Für Käufer ist es besonders wichtig, den Nachweis der Bezahlung des Verkäuferanteils einzufordern, bevor die eigene Zahlung geleistet wird. Verkäufer sollten sicherstellen, dass sie die Kostenaufteilung im Maklervertrag klar definiert haben und diese auch der gesetzlichen Neuregelung entspricht. Eine frühzeitige Klärung der Provisionsfrage kann viel Zeit, Ärger und möglicherweise auch Kosten sparen. Im Zweifel kann die Konsultation eines Rechtsanwalts sinnvoll sein, um die vertraglichen Vereinbarungen prüfen zu lassen.

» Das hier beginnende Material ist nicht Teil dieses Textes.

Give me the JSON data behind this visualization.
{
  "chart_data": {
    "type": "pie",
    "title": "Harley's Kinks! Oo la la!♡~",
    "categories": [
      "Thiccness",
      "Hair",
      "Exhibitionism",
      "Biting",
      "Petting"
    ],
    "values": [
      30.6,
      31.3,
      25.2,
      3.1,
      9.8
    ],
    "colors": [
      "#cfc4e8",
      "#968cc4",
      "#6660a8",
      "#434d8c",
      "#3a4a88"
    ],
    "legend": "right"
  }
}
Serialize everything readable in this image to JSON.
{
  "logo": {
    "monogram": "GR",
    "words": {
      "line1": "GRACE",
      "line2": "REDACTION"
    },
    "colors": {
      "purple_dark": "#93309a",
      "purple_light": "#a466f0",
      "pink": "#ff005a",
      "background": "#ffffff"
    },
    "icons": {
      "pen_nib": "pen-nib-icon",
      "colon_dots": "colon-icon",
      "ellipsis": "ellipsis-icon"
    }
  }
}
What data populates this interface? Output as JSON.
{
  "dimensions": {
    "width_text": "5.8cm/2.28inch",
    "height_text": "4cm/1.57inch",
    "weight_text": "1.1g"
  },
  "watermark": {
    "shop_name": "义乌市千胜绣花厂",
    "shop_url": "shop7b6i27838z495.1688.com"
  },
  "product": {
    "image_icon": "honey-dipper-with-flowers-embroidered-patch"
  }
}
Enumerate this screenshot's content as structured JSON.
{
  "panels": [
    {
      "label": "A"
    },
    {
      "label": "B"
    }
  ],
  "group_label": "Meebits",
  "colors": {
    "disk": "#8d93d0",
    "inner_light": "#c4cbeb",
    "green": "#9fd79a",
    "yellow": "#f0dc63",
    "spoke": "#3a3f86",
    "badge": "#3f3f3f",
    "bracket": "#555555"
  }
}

  • Maklervertrag sorgfältig lesen und auf Provisionshöhe sowie Fälligkeit achten.
  • Fragen bei Unklarheiten sofort klären und schriftlich bestätigen lassen.
  • Dokumentation aller relevanten Schritte.
  • Käufer: Nachweis der Verkäuferzahlung vor eigener Leistung einfordern.
  • Verkäufer: Kostenaufteilung im Vertrag prüfen und an Gesetzeslage anpassen.
  • Rechtsberatung bei komplexen oder strittigen Fällen.

Fazit

Die Zahlung der Maklerprovision ist ein fester Bestandteil vieler Immobilientransaktionen in Deutschland. Grundsätzlich entsteht der Anspruch des Maklers mit dem wirksamen Abschluss des notariellen Kaufvertrags. Die tatsächliche Fälligkeit der Zahlung wird jedoch meist im Maklervertrag geregelt und liegt üblicherweise einige Tage nach der Beurkundung. Seit Ende 2020 profitieren private Käufer von einer Neuregelung, die eine hälftige Teilung der Provision zwischen Käufer und Verkäufer vorsieht. Um finanzielle und rechtliche Risiken zu minimieren, ist es unerlässlich, sich umfassend über die vertraglichen Vereinbarungen und die gesetzlichen Rahmenbedingungen zu informieren. Eine frühzeitige und transparente Kommunikation mit dem Makler sowie die genaue Prüfung aller Dokumente schaffen die notwendige Sicherheit für eine erfolgreiche Immobilien Transaktion.